TEMPO.CO, Jakarta - Gubernur DKI Jakarta Basuki Tjahaja Purnama alias Ahok menerima keluhan Lidya, warga Pangkalan Jati, Kecamatan Duren Sawit, Jakarta Timur.
"Pak, saya dimintai uang Rp 20 juta untuk pembuatan sertifikat. Dari proses awal sampai jadi sertifikatnya segitu," kata Lydia kepada Ahok di Balai Kota, Kamis, 2 Maret 2017.
Baca juga: Ahok Bantah Pembagian KJP Pekan Lalu Politis
Padahal Pemerintah Provinsi DKI Jakarta membebaskan bea perolehan hak atas tanah dan bangunan (BPHTB) yang nilai jual obyek pajaknya kurang dari Rp 2 miliar.
Ahok sebelumnya mengimbau kepada masyarakat yang belum mempunyai sertifikat kepemilikan tanah untuk segera mengurusnya ke Badan Pertanahan Negara (BPN). Tujuannya agar semua warga memiliki sertifikat kepemilikan tanah. Selain itu, Pemprov DKI Jakarta bisa membayar tanah jika ada pembongkaran.
Lydia ingin membuat sertifikat karena pada 2018 rumahnya akan diratakan dengan tanah. Bangunan rumah Lydia dan sekitarnya dipastikan terdampak akibat proyek kereta cepat Jakarta-Bandung. Agar tanahnya diganti pemerintah, ia ingin membuat sertifikat.
"Tahun 2018, rumah saya kena gusur untuk kereta api cepat, makanya saya mau bikin sertifikat.
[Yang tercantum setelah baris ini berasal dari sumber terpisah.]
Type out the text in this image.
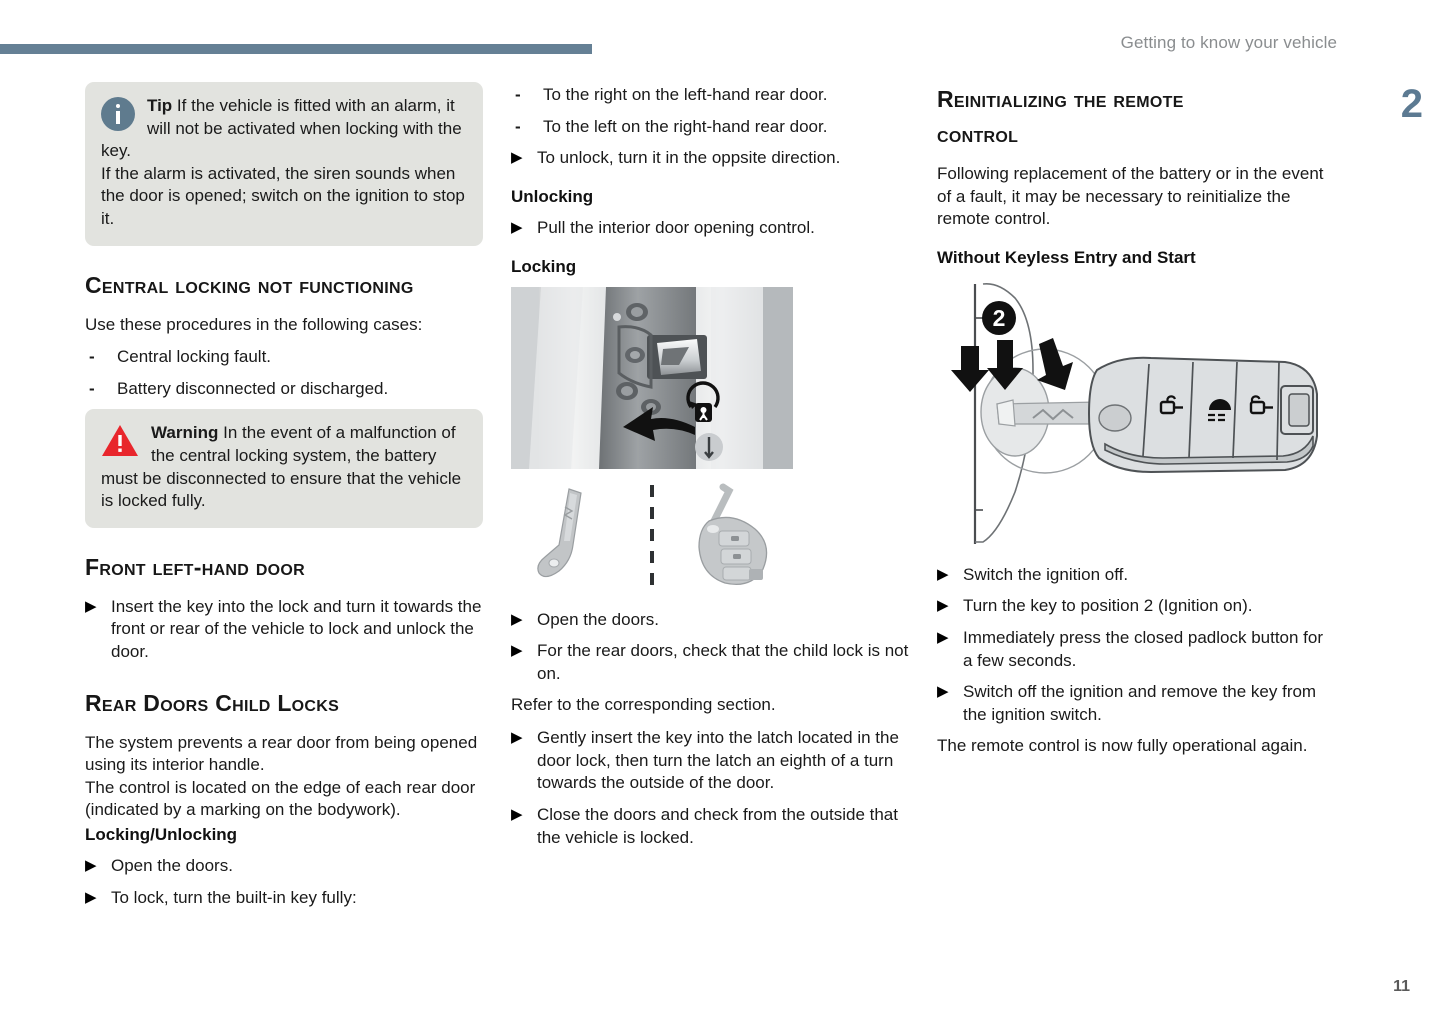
Getting to know your vehicle
2
11
Tip If the vehicle is fitted with an alarm, it will not be activated when locking with the key.
If the alarm is activated, the siren sounds when the door is opened; switch on the ignition to stop it.
Central locking not functioning

Use these procedures in the following cases:

-	Central locking fault.
-	Battery disconnected or discharged.
Warning In the event of a malfunction of the central locking system, the battery must be disconnected to ensure that the vehicle is locked fully.
Front left-hand door
▶ Insert the key into the lock and turn it towards the front or rear of the vehicle to lock and unlock the door.
Rear Doors Child Locks

The system prevents a rear door from being opened using its interior handle.

The control is located on the edge of each rear door (indicated by a marking on the bodywork).

Locking/Unlocking
▶ Open the doors.
▶ To lock, turn the built-in key fully:
-	To the right on the left-hand rear door.
-	To the left on the right-hand rear door.
▶ To unlock, turn it in the oppsite direction.
Unlocking
▶ Pull the interior door opening control.
Locking
▶ Open the doors.
▶ For the rear doors, check that the child lock is not on.

Refer to the corresponding section.

▶ Gently insert the key into the latch located in the door lock, then turn the latch an eighth of a turn towards the outside of the door.
▶ Close the doors and check from the outside that the vehicle is locked.
Reinitializing the remote control

Following replacement of the battery or in the event of a fault, it may be necessary to reinitialize the remote control.

Without Keyless Entry and Start
2
▶ Switch the ignition off.
▶ Turn the key to position 2 (Ignition on).
▶ Immediately press the closed padlock button for a few seconds.
▶ Switch off the ignition and remove the key from the ignition switch.

The remote control is now fully operational again.
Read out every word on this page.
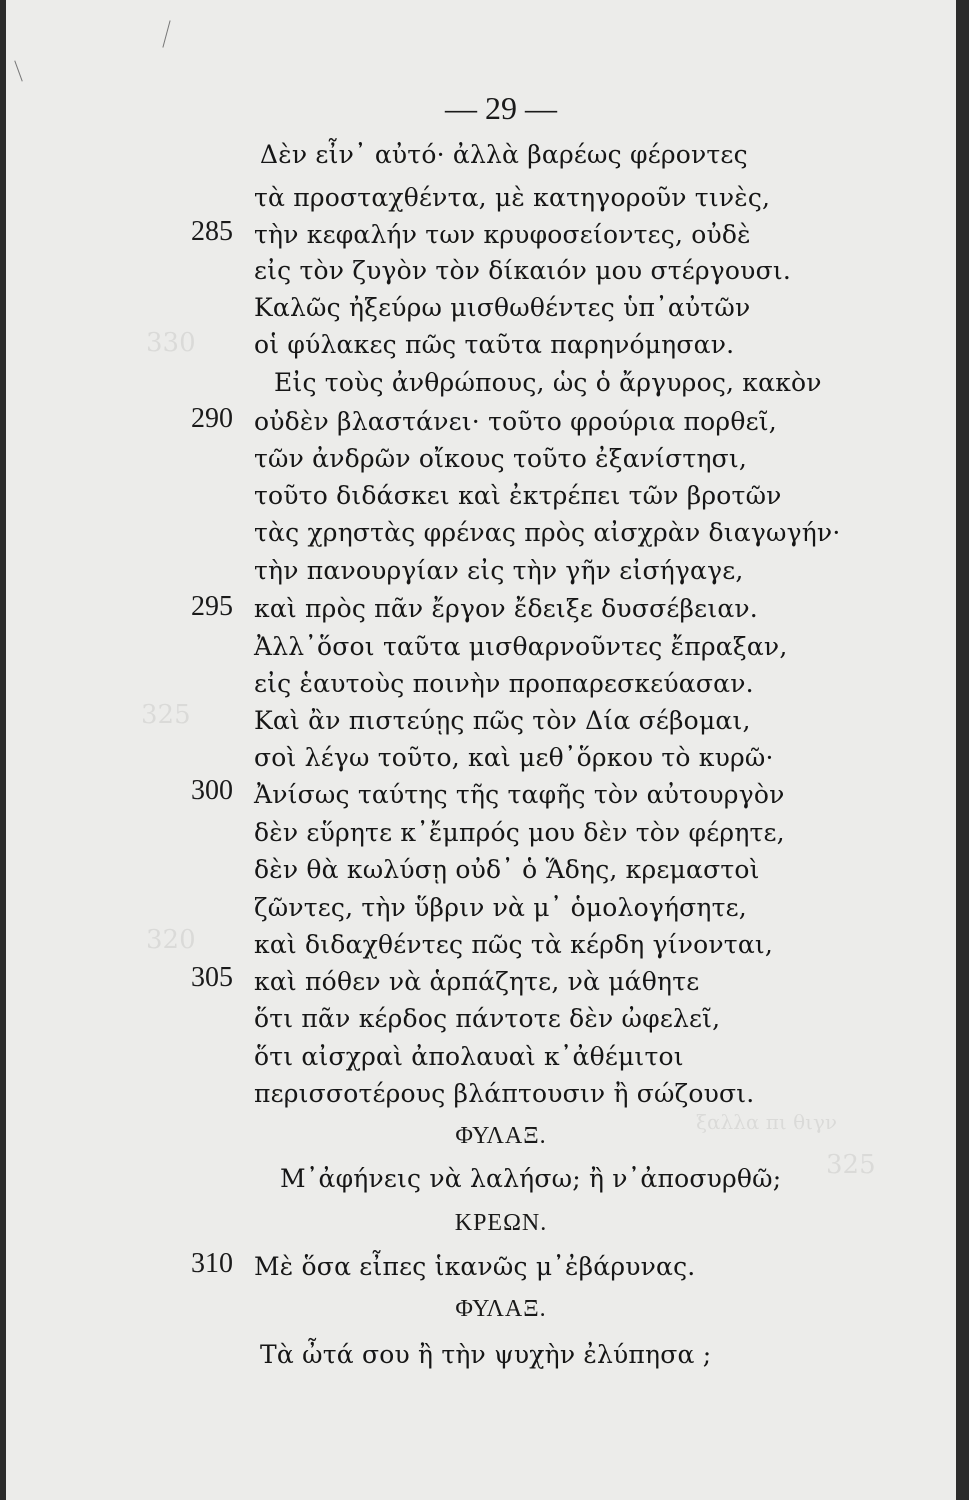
330
325
320
325
ξαλλα πι θιγν
— 29 —
Δὲν εἶν᾿ αὐτό· ἀλλὰ βαρέως φέροντες
τὰ προσταχθέντα, μὲ κατηγοροῦν τινὲς,
285 τὴν κεφαλήν των κρυφοσείοντες, οὐδὲ
εἰς τὸν ζυγὸν τὸν δίκαιόν μου στέργουσι.
Καλῶς ἠξεύρω μισθωθέντες ὑπ᾿αὐτῶν
οἱ φύλακες πῶς ταῦτα παρηνόμησαν.
Εἰς τοὺς ἀνθρώπους, ὡς ὁ ἄργυρος, κακὸν
290 οὐδὲν βλαστάνει· τοῦτο φρούρια πορθεῖ,
τῶν ἀνδρῶν οἴκους τοῦτο ἐξανίστησι,
τοῦτο διδάσκει καὶ ἐκτρέπει τῶν βροτῶν
τὰς χρηστὰς φρένας πρὸς αἰσχρὰν διαγωγήν·
τὴν πανουργίαν εἰς τὴν γῆν εἰσήγαγε,
295 καὶ πρὸς πᾶν ἔργον ἔδειξε δυσσέβειαν.
Ἀλλ᾿ὅσοι ταῦτα μισθαρνοῦντες ἔπραξαν,
εἰς ἑαυτοὺς ποινὴν προπαρεσκεύασαν.
Καὶ ἂν πιστεύῃς πῶς τὸν Δία σέβομαι,
σοὶ λέγω τοῦτο, καὶ μεθ᾿ὅρκου τὸ κυρῶ·
300 Ἀνίσως ταύτης τῆς ταφῆς τὸν αὐτουργὸν
δὲν εὕρητε κ᾿ἔμπρός μου δὲν τὸν φέρητε,
δὲν θὰ κωλύσῃ οὐδ᾿ ὁ Ἅδης, κρεμαστοὶ
ζῶντες, τὴν ὕβριν νὰ μ᾿ ὁμολογήσητε,
καὶ διδαχθέντες πῶς τὰ κέρδη γίνονται,
305 καὶ πόθεν νὰ ἁρπάζητε, νὰ μάθητε
ὅτι πᾶν κέρδος πάντοτε δὲν ὠφελεῖ,
ὅτι αἰσχραὶ ἀπολαυαὶ κ᾿ἀθέμιτοι
περισσοτέρους βλάπτουσιν ἢ σώζουσι.
ΦΥΛΑΞ.
Μ᾿ἀφήνεις νὰ λαλήσω; ἢ ν᾿ἀποσυρθῶ;
ΚΡΕΩΝ.
310 Μὲ ὅσα εἶπες ἱκανῶς μ᾿ἐβάρυνας.
ΦΥΛΑΞ.
Τὰ ὦτά σου ἢ τὴν ψυχὴν ἐλύπησα ;
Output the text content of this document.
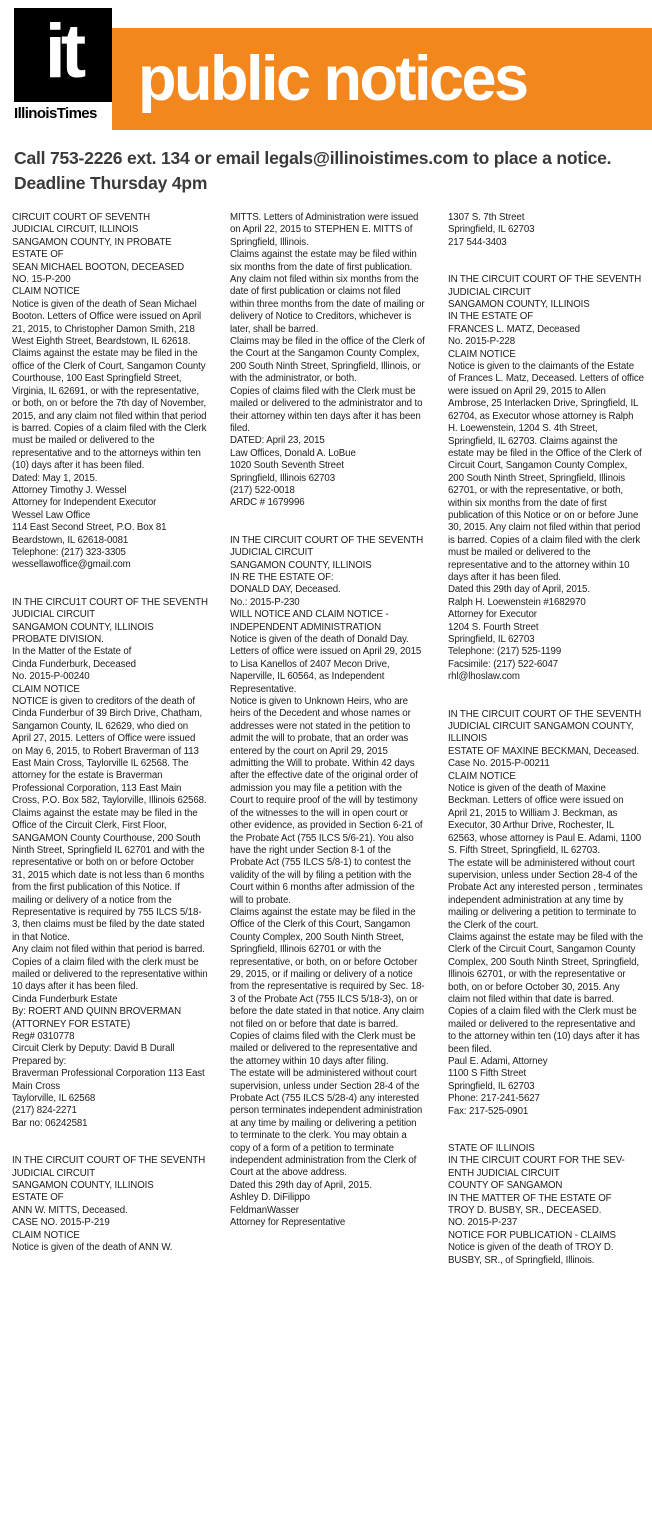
it
IllinoisTimes public notices
Call 753-2226 ext. 134 or email legals@illinoistimes.com to place a notice.
Deadline Thursday 4pm

CIRCUIT COURT OF SEVENTH

JUDICIAL CIRCUIT, ILLINOIS

SANGAMON COUNTY, IN PROBATE

ESTATE OF

SEAN MICHAEL BOOTON, DECEASED

NO. 15-P-200

CLAIM NOTICE

Notice is given of the death of Sean Michael Booton. Letters of Office were issued on April 21, 2015, to Christopher Damon Smith, 218 West Eighth Street, Beardstown, IL 62618.

Claims against the estate may be filed in the office of the Clerk of Court, Sangamon County Courthouse, 100 East Springfield Street, Virginia, IL 62691, or with the representative, or both, on or before the 7th day of November, 2015, and any claim not filed within that period is barred. Copies of a claim filed with the Clerk must be mailed or delivered to the representative and to the attorneys within ten (10) days after it has been filed.

Dated: May 1, 2015.

Attorney Timothy J. Wessel

Attorney for Independent Executor

Wessel Law Office

114 East Second Street, P.O. Box 81

Beardstown, IL 62618-0081

Telephone: (217) 323-3305

wessellawoffice@gmail.com

IN THE CIRCU1T COURT OF THE SEVENTH

JUDICIAL CIRCUIT

SANGAMON COUNTY, ILLINOIS

PROBATE DIVISION.

In the Matter of the Estate of

Cinda Funderburk, Deceased

No. 2015-P-00240

CLAIM NOTICE

NOTICE is given to creditors of the death of Cinda Funderbur of 39 Birch Drive, Chatham, Sangamon County, IL 62629, who died on April 27, 2015. Letters of Office were issued on May 6, 2015, to Robert Braverman of 113 East Main Cross, Taylorville IL 62568. The attorney for the estate is Braverman Professional Corporation, 113 East Main Cross, P.O. Box 582, Taylorville, Illinois 62568.

Claims against the estate may be filed in the Office of the Circuit Clerk, First Floor, SANGAMON County Courthouse, 200 South Ninth Street, Springfield IL 62701 and with the representative or both on or before October 31, 2015 which date is not less than 6 months from the first publication of this Notice. If mailing or delivery of a notice from the Representative is required by 755 ILCS 5/18-3, then claims must be filed by the date stated in that Notice.

Any claim not filed within that period is barred. Copies of a claim filed with the clerk must be mailed or delivered to the representative within 10 days after it has been filed.

Cinda Funderburk Estate

By: ROERT AND QUINN BROVERMAN

(ATTORNEY FOR ESTATE)

Reg# 0310778

Circuit Clerk by Deputy: David B Durall

Prepared by:

Braverman Professional Corporation 113 East Main Cross

Taylorville, IL 62568

(217) 824-2271

Bar no: 06242581

IN THE CIRCUIT COURT OF THE SEVENTH

JUDICIAL CIRCUIT

SANGAMON COUNTY, ILLINOIS

ESTATE OF

ANN W. MITTS, Deceased.

CASE NO. 2015-P-219

CLAIM NOTICE

Notice is given of the death of ANN W.

MITTS. Letters of Administration were issued on April 22, 2015 to STEPHEN E. MITTS of Springfield, Illinois.

Claims against the estate may be filed within six months from the date of first publication. Any claim not filed within six months from the date of first publication or claims not filed within three months from the date of mailing or delivery of Notice to Creditors, whichever is later, shall be barred.

Claims may be filed in the office of the Clerk of the Court at the Sangamon County Complex, 200 South Ninth Street, Springfield, Illinois, or with the administrator, or both.

Copies of claims filed with the Clerk must be mailed or delivered to the administrator and to their attorney within ten days after it has been filed.

DATED: April 23, 2015

Law Offices, Donald A. LoBue

1020 South Seventh Street

Springfield, Illinois 62703

(217) 522-0018

ARDC # 1679996

IN THE CIRCUIT COURT OF THE SEVENTH

JUDICIAL CIRCUIT

SANGAMON COUNTY, ILLINOIS

IN RE THE ESTATE OF:

DONALD DAY, Deceased.

No.: 2015-P-230

WILL NOTICE AND CLAIM NOTICE - INDEPENDENT ADMINISTRATION

Notice is given of the death of Donald Day. Letters of office were issued on April 29, 2015 to Lisa Kanellos of 2407 Mecon Drive, Naperville, IL 60564, as Independent Representative.

Notice is given to Unknown Heirs, who are heirs of the Decedent and whose names or addresses were not stated in the petition to admit the will to probate, that an order was entered by the court on April 29, 2015 admitting the Will to probate. Within 42 days after the effective date of the original order of admission you may file a petition with the Court to require proof of the will by testimony of the witnesses to the will in open court or other evidence, as provided in Section 6-21 of the Probate Act (755 ILCS 5/6-21). You also have the right under Section 8-1 of the Probate Act (755 ILCS 5/8-1) to contest the validity of the will by filing a petition with the Court within 6 months after admission of the will to probate.

Claims against the estate may be filed in the Office of the Clerk of this Court, Sangamon County Complex, 200 South Ninth Street, Springfield, Illinois 62701 or with the representative, or both, on or before October 29, 2015, or if mailing or delivery of a notice from the representative is required by Sec. 18-3 of the Probate Act (755 ILCS 5/18-3), on or before the date stated in that notice. Any claim not filed on or before that date is barred. Copies of claims filed with the Clerk must be mailed or delivered to the representative and the attorney within 10 days after filing.

The estate will be administered without court supervision, unless under Section 28-4 of the Probate Act (755 ILCS 5/28-4) any interested person terminates independent administration at any time by mailing or delivering a petition to terminate to the clerk. You may obtain a copy of a form of a petition to terminate independent administration from the Clerk of Court at the above address.

Dated this 29th day of April, 2015.

Ashley D. DiFilippo

FeldmanWasser

Attorney for Representative

1307 S. 7th Street

Springfield, IL 62703

217 544-3403

IN THE CIRCUIT COURT OF THE SEVENTH

JUDICIAL CIRCUIT

SANGAMON COUNTY, ILLINOIS

IN THE ESTATE OF

FRANCES L. MATZ, Deceased

No. 2015-P-228

CLAIM NOTICE

Notice is given to the claimants of the Estate of Frances L. Matz, Deceased. Letters of office were issued on April 29, 2015 to Allen Ambrose, 25 Interlacken Drive, Springfield, IL 62704, as Executor whose attorney is Ralph H. Loewenstein, 1204 S. 4th Street, Springfield, IL 62703. Claims against the estate may be filed in the Office of the Clerk of Circuit Court, Sangamon County Complex, 200 South Ninth Street, Springfield, Illinois 62701, or with the representative, or both, within six months from the date of first publication of this Notice or on or before June 30, 2015. Any claim not filed within that period is barred. Copies of a claim filed with the clerk must be mailed or delivered to the representative and to the attorney within 10 days after it has been filed.

Dated this 29th day of April, 2015.

Ralph H. Loewenstein #1682970

Attorney for Executor

1204 S. Fourth Street

Springfield, IL 62703

Telephone: (217) 525-1199

Facsimile: (217) 522-6047

rhl@lhoslaw.com

IN THE CIRCUIT COURT OF THE SEVENTH

JUDICIAL CIRCUIT SANGAMON COUNTY,

ILLINOIS

ESTATE OF MAXINE BECKMAN, Deceased.

Case No. 2015-P-00211

CLAIM NOTICE

Notice is given of the death of Maxine Beckman. Letters of office were issued on April 21, 2015 to William J. Beckman, as Executor, 30 Arthur Drive, Rochester, IL 62563, whose attorney is Paul E. Adami, 1100 S. Fifth Street, Springfield, IL 62703.

The estate will be administered without court supervision, unless under Section 28-4 of the Probate Act any interested person , terminates independent administration at any time by mailing or delivering a petition to terminate to the Clerk of the court.

Claims against the estate may be filed with the Clerk of the Circuit Court, Sangamon County Complex, 200 South Ninth Street, Springfield, Illinois 62701, or with the representative or both, on or before October 30, 2015. Any claim not filed within that date is barred. Copies of a claim filed with the Clerk must be mailed or delivered to the representative and to the attorney within ten (10) days after it has been filed.

Paul E. Adami, Attorney

1100 S Fifth Street

Springfield, IL 62703

Phone: 217-241-5627

Fax: 217-525-0901

STATE OF ILLINOIS

IN THE CIRCUIT COURT FOR THE SEV-

ENTH JUDICIAL CIRCUIT

COUNTY OF SANGAMON

IN THE MATTER OF THE ESTATE OF

TROY D. BUSBY, SR., DECEASED.

NO. 2015-P-237

NOTICE FOR PUBLICATION - CLAIMS

Notice is given of the death of TROY D. BUSBY, SR., of Springfield, Illinois.
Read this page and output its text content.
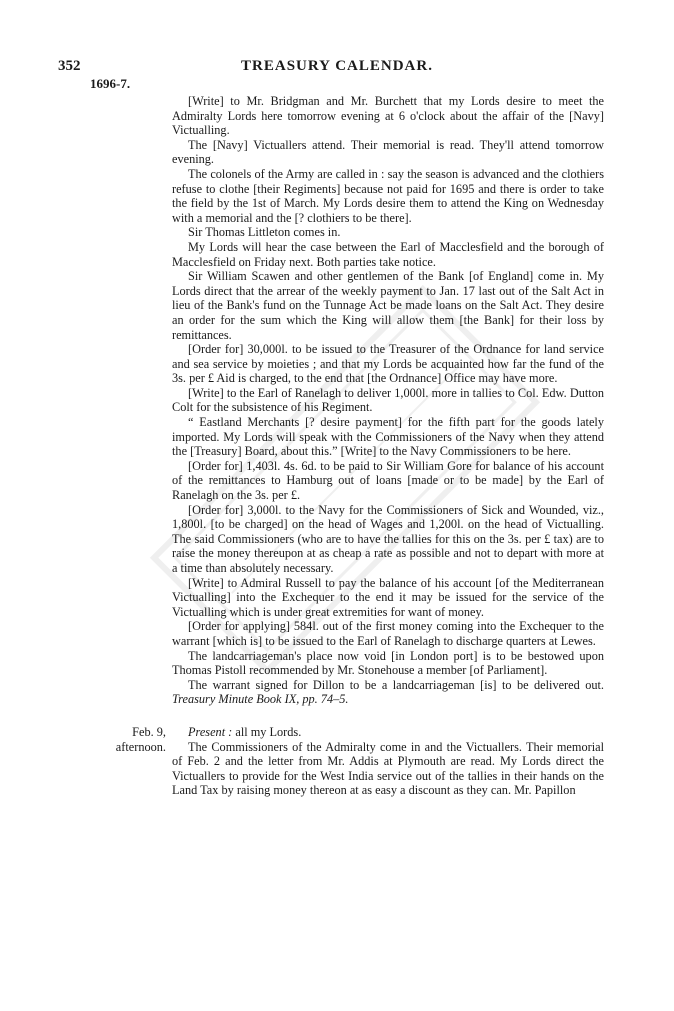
352	TREASURY CALENDAR.
1696-7.

[Write] to Mr. Bridgman and Mr. Burchett that my Lords desire to meet the Admiralty Lords here tomorrow evening at 6 o'clock about the affair of the [Navy] Victualling.

The [Navy] Victuallers attend. Their memorial is read. They'll attend tomorrow evening.

The colonels of the Army are called in : say the season is advanced and the clothiers refuse to clothe [their Regiments] because not paid for 1695 and there is order to take the field by the 1st of March. My Lords desire them to attend the King on Wednesday with a memorial and the [? clothiers to be there].

Sir Thomas Littleton comes in.

My Lords will hear the case between the Earl of Macclesfield and the borough of Macclesfield on Friday next. Both parties take notice.

Sir William Scawen and other gentlemen of the Bank [of England] come in. My Lords direct that the arrear of the weekly payment to Jan. 17 last out of the Salt Act in lieu of the Bank's fund on the Tunnage Act be made loans on the Salt Act. They desire an order for the sum which the King will allow them [the Bank] for their loss by remittances.

[Order for] 30,000l. to be issued to the Treasurer of the Ordnance for land service and sea service by moieties ; and that my Lords be acquainted how far the fund of the 3s. per £ Aid is charged, to the end that [the Ordnance] Office may have more.

[Write] to the Earl of Ranelagh to deliver 1,000l. more in tallies to Col. Edw. Dutton Colt for the subsistence of his Regiment.

“ Eastland Merchants [? desire payment] for the fifth part for the goods lately imported. My Lords will speak with the Commissioners of the Navy when they attend the [Treasury] Board, about this.” [Write] to the Navy Commissioners to be here.

[Order for] 1,403l. 4s. 6d. to be paid to Sir William Gore for balance of his account of the remittances to Hamburg out of loans [made or to be made] by the Earl of Ranelagh on the 3s. per £.

[Order for] 3,000l. to the Navy for the Commissioners of Sick and Wounded, viz., 1,800l. [to be charged] on the head of Wages and 1,200l. on the head of Victualling. The said Commissioners (who are to have the tallies for this on the 3s. per £ tax) are to raise the money thereupon at as cheap a rate as possible and not to depart with more at a time than absolutely necessary.

[Write] to Admiral Russell to pay the balance of his account [of the Mediterranean Victualling] into the Exchequer to the end it may be issued for the service of the Victualling which is under great extremities for want of money.

[Order for applying] 584l. out of the first money coming into the Exchequer to the warrant [which is] to be issued to the Earl of Ranelagh to discharge quarters at Lewes.

The landcarriageman's place now void [in London port] is to be bestowed upon Thomas Pistoll recommended by Mr. Stonehouse a member [of Parliament].

The warrant signed for Dillon to be a landcarriageman [is] to be delivered out. Treasury Minute Book IX, pp. 74–5.

Present : all my Lords.

The Commissioners of the Admiralty come in and the Victuallers. Their memorial of Feb. 2 and the letter from Mr. Addis at Plymouth are read. My Lords direct the Victuallers to provide for the West India service out of the tallies in their hands on the Land Tax by raising money thereon at as easy a discount as they can. Mr. Papillon

Feb. 9,
afternoon.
Tapi kok malah dimintai duit segitu, Pak," ujar Lidya.
Simak juga: Resmikan Jakarta Creative Hub, Ahok: Ini Namanya Tempat Les
Mendengar keluhan tersebut, Ahok menunjukkan ekspresi terkejut karena ia telah menerbitkan peraturan gubernur untuk membebaskan biaya pembuatan sertifikat hak milik. Ahok menduga masih ada pihak tak bertanggung jawab yang memanfaatkan warga Jakarta untuk membuat sertifikat.
"Bayar Rp 20 juta? Harusnya sertifikat kan sekarang gratis. Buat saya, aneh kalau ada yang masih berani minta duit buat sertifikat," tutur Ahok kepada Lydia. "Nanti orang saya yang urus." Ia pun langsung menunjuk staf ahlinya untuk menyelesaikan permasalahan tersebut.